Christian hat mir auch beigebracht, wie wir Kinderärzte mit den Eltern umgehen sollten. Von ihm habe ich gelernt, dass keine Behandlung an den Eltern vorbeigeht, und kein Kontakt ohne das Wohlwollen der Eltern funktioniert. Trotzdem begrüßte er immer zuerst das Kind und dann die Eltern. Wenn er mich mitnahm in die Tagambulanz, erhob er stets zuerst die Anamnese mit dem kleinen Patienten, egal, wie irritiert die Eltern schauten. Jedenfalls, wenn der Patient schon erzählen konnte, was ihn bedrückte.
Christian machte irgendwann seinen Facharzt, wurde Funktionsoberarzt und wechselte in die Arbeit in der Ambulanz als Allergologe. Ich selbst blieb in der Ausbildung, bekam eigene PJler und Jungassistenten, um sie in ihrer ersten Zeit zu betreuen. Christian deckte den Hintergrund ab bei manchen Kreißsaaleinsätzen und war immer verlässlicher Kollege, wenn es etwas Kniffliges zu klären gab. „Warte kurz“, murmelte er dann ins Telefon, zwei Minuten später stand er im Patientenzimmer und half, beriet und entschied.

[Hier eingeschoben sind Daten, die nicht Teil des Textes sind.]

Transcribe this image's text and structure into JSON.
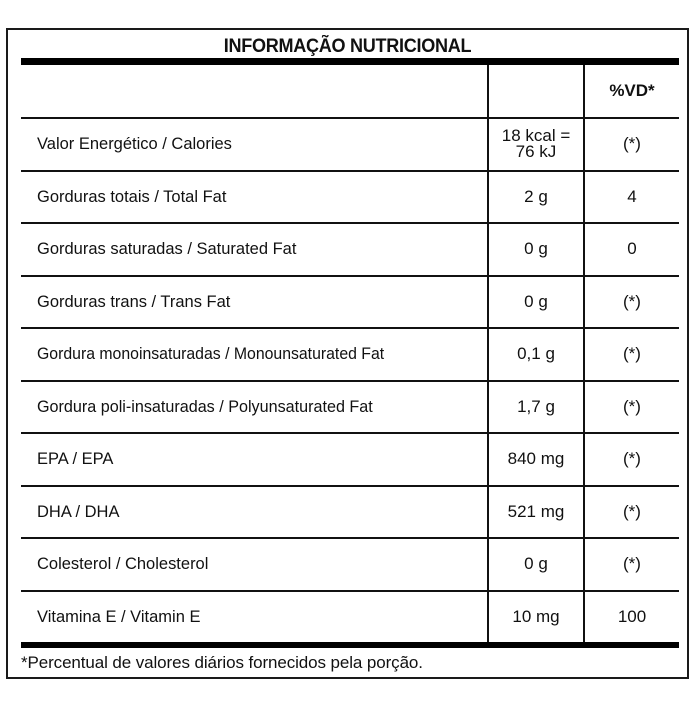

Als er schließlich seine eigene Praxis gründete in der großen Stadt, war es für mich der erste Schritt zum Erwachsensein als Kinderarzt, zur Reifeprüfung. Klar, hatten wir noch zwei oder drei Oberärzte, die sowieso mit der Klinik verheiratet waren. Aber wenn sich die erfahrenen Assistenten von der Klinik verabschiedeten, warst du von einem Tag zum anderen nicht mehr der „jungsche“ Anfänger, sondern voll in der Verantwortung. Dies habe ich selten so empfunden, wie in dem Moment, als Christian unsere Kinderklinik verließ.
Toller Typ.
* im Gegensatz zu Michael Lowry aus dem ersten Teil dieser kleinen Serie habe ich die Namen der Kollegen hier verfremdet. Sie arbeiten noch, ich möchte sie nicht mit dem Blog hier belästigen.